A real blizzard raged in the Knobs Friday night. A heavy snow fell on the peaks of the mountains and covered all the vegetation. The snow has not melted as yet. The thermometer registered below 20. And, the second crops of cherries, blackberries and other fruits which were beginning to ripen were totally destroyed.
75 YEARS AGO — 1937
The Boyle Fiscal Court has voted to move records and equip the new vault addition to the county clerk’s office. Bids will be taken for a connecting door with the old vault and new equipment. The court also ordered a wood floor be installed in the basement to the new vault and that metal shelving, desks and other furniture and proper lighting be installed.
One of the largest specimens of petrified wood ever found in Kentucky has been discovered in Boyle County near Brumfield and is now on exhibition at the geology museum of the University of Kentucky. This specimen is from the New Providence shale in the Mississippian age. The Boyle County petrified wood is blackish gray and looks almost as if it were real wood. The original lines and grain are visible on the ends just like fresh cut wood. It is about a foot long and about three inches through the middle. Petrification of wood is seldom found in Kentucky.
Durham & Morgan are advertising used cars this week. All of these cars have been through the shop and are ready for the road. Your old car will make the downpayment. During the company’s first anniversary sale the deals include: 1929 Whippet Coach, $75; 1930 Chevrolet Coach, $135; 1933 Plymouth Sedan, $365; 1933 Chevrolet Panel Delivery, $250; and a 1937 Terraplane 72 Brougham, $625.
50 YEARS AGO — 1962
Close to 3,000 voters residing in the 11 precincts in the Danville Independent School District cast their ballots and upset all three incumbents to the school board. Newly elected school board members are Dr. Louis Beto with 2,120 votes; Mrs. Helen Davis with 1,420 votes and Briscoe Inman with 1,394 votes.

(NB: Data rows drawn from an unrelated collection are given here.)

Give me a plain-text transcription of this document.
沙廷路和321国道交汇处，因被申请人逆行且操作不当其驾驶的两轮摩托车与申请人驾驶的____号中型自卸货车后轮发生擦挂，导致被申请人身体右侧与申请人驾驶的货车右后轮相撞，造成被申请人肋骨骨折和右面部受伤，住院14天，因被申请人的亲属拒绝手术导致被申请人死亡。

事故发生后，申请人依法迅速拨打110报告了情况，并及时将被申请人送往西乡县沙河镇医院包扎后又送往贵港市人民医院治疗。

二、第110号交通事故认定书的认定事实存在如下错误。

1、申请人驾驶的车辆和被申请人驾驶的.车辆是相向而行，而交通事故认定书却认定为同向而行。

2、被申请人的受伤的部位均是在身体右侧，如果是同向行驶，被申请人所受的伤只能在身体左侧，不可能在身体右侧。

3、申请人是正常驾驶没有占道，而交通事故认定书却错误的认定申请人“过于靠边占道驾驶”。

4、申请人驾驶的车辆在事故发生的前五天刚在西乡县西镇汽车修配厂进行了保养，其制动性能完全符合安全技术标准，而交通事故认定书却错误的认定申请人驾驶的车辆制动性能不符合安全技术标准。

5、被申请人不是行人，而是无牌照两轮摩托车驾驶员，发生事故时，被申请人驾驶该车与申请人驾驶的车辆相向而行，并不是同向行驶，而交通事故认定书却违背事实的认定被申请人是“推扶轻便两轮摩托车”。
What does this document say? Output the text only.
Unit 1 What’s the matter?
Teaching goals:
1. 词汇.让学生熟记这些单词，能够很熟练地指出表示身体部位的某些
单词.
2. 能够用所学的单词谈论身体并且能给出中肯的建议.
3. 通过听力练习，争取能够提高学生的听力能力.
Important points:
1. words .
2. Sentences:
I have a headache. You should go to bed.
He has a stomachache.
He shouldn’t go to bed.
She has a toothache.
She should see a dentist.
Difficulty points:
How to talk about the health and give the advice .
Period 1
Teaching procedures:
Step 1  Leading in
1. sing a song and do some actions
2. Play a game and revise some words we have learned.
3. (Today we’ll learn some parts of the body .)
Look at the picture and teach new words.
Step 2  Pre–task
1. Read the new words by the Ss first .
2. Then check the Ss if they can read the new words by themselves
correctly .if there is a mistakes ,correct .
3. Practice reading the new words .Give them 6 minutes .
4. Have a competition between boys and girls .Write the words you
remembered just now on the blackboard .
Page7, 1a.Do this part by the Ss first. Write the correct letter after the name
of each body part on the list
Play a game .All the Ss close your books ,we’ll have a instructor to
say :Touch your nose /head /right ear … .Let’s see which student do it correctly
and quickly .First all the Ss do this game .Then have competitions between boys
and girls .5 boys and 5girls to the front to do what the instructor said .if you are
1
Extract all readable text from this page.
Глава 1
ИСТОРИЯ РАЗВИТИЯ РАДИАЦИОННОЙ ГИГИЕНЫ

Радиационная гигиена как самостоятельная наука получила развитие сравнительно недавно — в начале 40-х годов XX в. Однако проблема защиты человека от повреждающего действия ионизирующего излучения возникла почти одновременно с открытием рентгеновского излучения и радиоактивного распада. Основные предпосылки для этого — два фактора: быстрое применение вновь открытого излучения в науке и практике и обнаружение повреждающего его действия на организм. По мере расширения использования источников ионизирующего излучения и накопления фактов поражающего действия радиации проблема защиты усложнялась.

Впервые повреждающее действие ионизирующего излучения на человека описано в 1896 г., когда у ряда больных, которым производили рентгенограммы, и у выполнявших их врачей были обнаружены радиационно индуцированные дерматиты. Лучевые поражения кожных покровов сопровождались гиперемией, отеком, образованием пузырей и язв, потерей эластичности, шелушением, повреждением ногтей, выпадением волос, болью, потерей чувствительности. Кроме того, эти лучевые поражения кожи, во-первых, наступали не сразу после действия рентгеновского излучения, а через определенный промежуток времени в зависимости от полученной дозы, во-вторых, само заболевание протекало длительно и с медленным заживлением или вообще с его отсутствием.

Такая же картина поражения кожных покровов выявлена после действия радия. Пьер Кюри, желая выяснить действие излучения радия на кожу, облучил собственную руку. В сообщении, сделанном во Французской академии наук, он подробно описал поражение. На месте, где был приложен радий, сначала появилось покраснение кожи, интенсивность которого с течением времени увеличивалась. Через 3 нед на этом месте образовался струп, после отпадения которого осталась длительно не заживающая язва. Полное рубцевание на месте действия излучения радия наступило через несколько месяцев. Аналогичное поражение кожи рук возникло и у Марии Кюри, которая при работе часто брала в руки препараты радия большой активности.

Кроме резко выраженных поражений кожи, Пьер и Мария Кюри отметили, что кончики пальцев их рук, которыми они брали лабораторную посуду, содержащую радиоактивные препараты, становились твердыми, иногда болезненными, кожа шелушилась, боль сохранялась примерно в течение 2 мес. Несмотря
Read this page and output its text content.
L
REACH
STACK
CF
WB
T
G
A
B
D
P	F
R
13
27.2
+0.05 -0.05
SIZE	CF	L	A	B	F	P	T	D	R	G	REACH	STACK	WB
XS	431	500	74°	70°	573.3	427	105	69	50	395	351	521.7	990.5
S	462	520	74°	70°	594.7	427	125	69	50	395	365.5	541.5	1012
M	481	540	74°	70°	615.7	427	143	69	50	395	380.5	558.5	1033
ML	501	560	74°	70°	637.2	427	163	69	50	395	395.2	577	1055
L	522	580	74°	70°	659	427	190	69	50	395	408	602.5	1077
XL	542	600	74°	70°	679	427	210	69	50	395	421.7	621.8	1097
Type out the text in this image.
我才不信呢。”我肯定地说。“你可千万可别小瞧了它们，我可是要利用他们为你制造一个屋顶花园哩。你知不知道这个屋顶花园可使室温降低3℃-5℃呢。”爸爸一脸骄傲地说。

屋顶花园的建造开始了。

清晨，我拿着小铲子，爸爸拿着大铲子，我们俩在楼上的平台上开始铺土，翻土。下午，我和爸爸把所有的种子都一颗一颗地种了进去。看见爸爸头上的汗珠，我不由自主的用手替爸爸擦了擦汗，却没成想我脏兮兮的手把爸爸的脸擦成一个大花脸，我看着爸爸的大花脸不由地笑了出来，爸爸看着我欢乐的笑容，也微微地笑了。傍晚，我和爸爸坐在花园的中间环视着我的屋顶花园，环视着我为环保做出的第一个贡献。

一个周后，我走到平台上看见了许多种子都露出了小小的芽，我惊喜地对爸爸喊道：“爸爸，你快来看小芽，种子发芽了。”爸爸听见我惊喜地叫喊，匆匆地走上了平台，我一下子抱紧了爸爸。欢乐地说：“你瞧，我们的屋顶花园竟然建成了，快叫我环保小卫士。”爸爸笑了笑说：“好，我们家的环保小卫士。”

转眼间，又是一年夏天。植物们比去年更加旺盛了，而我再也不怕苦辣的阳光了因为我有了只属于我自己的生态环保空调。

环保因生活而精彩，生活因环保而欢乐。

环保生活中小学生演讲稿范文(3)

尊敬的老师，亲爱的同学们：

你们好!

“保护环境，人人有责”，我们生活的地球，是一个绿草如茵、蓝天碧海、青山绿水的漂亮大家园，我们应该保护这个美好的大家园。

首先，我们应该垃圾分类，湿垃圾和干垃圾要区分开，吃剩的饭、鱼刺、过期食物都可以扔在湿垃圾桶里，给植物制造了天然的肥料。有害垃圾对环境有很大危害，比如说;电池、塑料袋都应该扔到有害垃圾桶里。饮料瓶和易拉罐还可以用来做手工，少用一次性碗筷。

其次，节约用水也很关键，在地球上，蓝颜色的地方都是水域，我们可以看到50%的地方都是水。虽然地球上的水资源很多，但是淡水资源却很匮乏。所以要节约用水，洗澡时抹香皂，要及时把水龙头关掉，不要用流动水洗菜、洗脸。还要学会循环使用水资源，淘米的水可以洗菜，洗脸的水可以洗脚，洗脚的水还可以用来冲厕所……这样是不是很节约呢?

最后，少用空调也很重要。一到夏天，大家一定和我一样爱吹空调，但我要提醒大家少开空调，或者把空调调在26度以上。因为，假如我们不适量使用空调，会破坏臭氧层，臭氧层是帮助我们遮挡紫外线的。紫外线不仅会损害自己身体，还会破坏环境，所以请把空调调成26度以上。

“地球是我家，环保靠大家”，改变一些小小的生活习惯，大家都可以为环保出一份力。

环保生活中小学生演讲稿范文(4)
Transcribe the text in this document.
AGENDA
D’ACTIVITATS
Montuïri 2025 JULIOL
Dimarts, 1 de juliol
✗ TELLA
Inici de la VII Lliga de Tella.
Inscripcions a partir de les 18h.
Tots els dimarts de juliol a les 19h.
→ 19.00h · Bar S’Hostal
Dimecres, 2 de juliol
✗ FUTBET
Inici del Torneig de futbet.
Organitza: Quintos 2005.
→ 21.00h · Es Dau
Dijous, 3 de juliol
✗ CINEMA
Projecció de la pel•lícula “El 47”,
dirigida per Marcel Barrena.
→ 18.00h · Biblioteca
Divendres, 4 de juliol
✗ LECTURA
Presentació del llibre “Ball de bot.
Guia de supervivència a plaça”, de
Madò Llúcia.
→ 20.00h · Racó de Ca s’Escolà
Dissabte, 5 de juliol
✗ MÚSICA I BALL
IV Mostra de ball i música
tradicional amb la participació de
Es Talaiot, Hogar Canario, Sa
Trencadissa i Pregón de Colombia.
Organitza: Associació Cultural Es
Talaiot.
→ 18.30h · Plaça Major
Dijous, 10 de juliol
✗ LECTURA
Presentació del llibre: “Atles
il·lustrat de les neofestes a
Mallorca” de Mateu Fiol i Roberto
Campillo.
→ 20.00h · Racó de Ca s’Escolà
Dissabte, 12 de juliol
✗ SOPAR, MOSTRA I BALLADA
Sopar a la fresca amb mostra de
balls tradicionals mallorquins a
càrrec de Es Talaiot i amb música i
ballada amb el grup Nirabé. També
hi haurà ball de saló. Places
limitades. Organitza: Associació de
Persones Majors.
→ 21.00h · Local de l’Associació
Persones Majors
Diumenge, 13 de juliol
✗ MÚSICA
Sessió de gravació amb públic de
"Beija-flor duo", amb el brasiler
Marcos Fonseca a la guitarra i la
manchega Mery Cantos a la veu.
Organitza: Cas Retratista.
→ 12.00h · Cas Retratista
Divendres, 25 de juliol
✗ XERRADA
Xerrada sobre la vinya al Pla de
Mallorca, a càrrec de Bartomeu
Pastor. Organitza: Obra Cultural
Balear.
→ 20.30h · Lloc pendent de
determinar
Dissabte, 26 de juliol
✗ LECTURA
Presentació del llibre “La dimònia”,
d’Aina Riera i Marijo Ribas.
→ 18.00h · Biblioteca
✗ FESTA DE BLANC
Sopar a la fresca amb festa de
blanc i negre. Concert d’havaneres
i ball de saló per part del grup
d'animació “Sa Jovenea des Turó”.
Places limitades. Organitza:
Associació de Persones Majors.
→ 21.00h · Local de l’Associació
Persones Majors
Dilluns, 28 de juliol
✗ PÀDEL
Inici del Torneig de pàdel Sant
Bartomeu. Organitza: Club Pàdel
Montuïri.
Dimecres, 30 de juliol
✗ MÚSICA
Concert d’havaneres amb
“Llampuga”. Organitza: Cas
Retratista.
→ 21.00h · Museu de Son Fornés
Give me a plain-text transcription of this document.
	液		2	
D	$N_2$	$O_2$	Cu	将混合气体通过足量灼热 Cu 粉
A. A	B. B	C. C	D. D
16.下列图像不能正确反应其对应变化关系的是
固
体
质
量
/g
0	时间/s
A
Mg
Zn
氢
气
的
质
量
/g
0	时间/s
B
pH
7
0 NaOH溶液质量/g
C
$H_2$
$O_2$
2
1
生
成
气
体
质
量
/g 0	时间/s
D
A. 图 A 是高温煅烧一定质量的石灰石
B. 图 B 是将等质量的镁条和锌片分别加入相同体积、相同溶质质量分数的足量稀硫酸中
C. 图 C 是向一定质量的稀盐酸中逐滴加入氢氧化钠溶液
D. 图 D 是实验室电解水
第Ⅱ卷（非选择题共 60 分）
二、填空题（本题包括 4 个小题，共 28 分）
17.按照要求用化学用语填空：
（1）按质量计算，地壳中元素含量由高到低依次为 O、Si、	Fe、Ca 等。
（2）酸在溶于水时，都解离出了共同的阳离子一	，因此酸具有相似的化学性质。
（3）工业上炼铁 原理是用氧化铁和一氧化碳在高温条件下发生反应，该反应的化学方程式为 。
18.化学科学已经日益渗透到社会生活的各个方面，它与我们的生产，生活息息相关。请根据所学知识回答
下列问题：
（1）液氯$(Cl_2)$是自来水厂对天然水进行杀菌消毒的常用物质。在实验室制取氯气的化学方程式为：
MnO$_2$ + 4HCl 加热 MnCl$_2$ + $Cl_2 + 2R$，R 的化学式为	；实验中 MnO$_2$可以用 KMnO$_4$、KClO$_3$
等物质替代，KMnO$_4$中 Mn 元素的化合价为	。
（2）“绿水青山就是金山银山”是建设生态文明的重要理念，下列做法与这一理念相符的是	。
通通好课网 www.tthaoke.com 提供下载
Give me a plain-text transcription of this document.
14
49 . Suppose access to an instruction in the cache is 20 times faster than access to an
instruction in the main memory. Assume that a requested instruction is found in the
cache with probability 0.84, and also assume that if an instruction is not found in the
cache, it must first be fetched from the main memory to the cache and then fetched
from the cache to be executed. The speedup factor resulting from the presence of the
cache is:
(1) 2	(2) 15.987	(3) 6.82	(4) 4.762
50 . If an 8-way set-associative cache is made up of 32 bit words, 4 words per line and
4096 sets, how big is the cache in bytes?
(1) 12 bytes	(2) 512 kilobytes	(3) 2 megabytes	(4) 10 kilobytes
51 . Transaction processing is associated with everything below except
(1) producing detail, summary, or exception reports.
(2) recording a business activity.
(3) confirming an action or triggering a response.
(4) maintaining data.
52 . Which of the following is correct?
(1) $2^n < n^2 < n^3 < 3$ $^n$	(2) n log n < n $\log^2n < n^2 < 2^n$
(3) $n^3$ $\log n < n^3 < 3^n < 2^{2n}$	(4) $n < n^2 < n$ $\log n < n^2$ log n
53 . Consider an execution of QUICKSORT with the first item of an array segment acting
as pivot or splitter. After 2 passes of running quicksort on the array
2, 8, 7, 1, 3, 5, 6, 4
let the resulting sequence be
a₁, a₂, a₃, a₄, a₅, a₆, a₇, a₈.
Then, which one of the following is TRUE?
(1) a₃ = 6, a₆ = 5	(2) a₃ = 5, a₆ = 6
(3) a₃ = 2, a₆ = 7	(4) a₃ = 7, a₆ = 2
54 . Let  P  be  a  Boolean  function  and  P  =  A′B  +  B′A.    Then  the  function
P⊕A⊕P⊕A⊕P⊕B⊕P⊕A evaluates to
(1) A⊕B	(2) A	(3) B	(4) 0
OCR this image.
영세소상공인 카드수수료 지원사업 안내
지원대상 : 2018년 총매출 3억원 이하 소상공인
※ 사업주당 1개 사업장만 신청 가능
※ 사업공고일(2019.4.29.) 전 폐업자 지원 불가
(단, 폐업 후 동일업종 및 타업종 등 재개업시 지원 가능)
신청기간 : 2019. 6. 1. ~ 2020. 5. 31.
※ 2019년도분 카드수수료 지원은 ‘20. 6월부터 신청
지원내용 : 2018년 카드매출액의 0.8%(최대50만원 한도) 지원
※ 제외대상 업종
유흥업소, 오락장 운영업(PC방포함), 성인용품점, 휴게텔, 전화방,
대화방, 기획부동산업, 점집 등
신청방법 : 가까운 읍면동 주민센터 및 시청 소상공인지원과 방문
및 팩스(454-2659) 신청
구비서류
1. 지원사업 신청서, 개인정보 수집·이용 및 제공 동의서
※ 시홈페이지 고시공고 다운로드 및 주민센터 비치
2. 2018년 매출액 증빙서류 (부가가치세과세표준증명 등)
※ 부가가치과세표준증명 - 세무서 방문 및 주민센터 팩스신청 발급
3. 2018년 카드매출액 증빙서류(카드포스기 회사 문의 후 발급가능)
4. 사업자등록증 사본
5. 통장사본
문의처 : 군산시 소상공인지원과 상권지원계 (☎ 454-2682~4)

Members of the Boyle County Utopia Club, of which Joe Tucker is president, will conduct a special project in cooperation with Boyle County farmers to help raise more money toward this county’s quota and proportionate share of the approximately $300,000 estimated as the cost of the new 4-H Club Camp being built for local 4-Hers and others from this part of the state in Nicholas County. Boyle was allocated a quota of $11,000 as its fair share to raise.
To help this county reach its goal, every tobacco grower, which is every farmer in Boyle, will soon be visited and asked to give a stick of tobacco for the club to sell. By being liberal, Boyle County farmers will have the satisfaction of knowing they have done their share toward helping to build a much needed camp for 4-H boys and girls.
25 YEARS AGO — 1987
Deer hunting has been halted because of a ban against being in private or public forest. The ban was issued by the governor’s office because of the danger of forest fires. The ban closes all state and private forests to most of the public. It stops the bow season for deer. Gun season which starts in some zones on Nov. 14, may have to be rescheduled if the emergency proclamation is continued. The proclamation was issued because fires have damaged over 24,000 acres in eastern Kentucky since Oct. 1.
Democrat Wallace Wilkinson, a native of Casey County, said his record victory in the campaign to become Kentucky’s governor proved that the American dream was possible for him and is still possible for Kentucky. Wilkinson broke three 12-year old records — the percentage of the vote, the 231,332 vote margin, and his victory in 115 of Kentucky’s counties, including all but two in 28 in the traditionally Republican 5th Congressional District.
Wilkinson’s first political victory was also the state’s most expensive election. He spend $4 million to win the Democratic nomination, including a $2.3 million personal loan, which has since been repaid, and $2 million in the general election.